There is one more possibility: nuclear fusion, the poster child of the Atomic Age.  The idea that was common in the 1950s is that nuclear fusion was the obvious next step after fission. We would have had energy "too cheap to meter." And not only that: fusion can use hydrogen isotopes, and hydrogen is the most abundant element in the universe. A hydrogen-powered starship could refuel almost anywhere in the galaxy. Hopping from one star to another, a fusion-based galactic empire would be perfectly possible. 
 
But controlled nuclear fusion turned out to be much more difficult than expected. In more than half a century of attempts, we have never been able to get more energy from a fusion process than we pumped into it. And, as time goes by, the task starts looking steeper and steeper.
 
Maybe there is some trick that we can't see to get nuclear fusion working; maybe we are just dumber than the average galactic civilization.
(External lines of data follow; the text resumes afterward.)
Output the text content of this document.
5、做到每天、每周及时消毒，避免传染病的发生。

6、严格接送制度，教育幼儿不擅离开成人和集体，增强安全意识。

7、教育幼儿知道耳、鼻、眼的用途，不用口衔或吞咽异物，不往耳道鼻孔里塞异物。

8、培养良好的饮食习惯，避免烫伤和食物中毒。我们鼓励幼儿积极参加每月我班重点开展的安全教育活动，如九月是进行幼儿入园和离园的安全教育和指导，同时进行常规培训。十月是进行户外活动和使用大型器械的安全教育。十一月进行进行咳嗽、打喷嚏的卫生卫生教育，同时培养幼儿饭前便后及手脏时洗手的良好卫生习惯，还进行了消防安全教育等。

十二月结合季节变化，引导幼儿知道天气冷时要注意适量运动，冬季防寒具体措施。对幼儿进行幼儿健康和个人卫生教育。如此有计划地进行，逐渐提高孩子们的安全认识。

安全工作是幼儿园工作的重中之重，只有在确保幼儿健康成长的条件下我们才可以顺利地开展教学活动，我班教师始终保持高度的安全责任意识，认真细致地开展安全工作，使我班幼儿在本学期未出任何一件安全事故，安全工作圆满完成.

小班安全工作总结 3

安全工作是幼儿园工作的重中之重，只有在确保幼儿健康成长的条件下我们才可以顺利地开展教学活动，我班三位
But we may have arrived at a fundamental point: the Fermi paradox may be telling us that controlled nuclear fusion is NOT possible.

All this is very speculative, but we arrived at a concept entirely different from the one that is at the basis of the Fermi paradox: the idea, typical of the 1950s, that a civilization keeps always expanding and that it rapidly arrives to master energy flows several orders of magnitude larger than what we can do now (sometimes called the "Kardashev Scale."). 

Maybe we'll arrive to exploit solar energy so well that we'll be able to use it to build interstellar spaceships, but we are talking of a future so remote that we can't say much about it. For the time being, we don't have to think that the Fermi Paradox is telling us that we are alone in the universe. It just tells us that we shouldn't expect miracles from nuclear technology.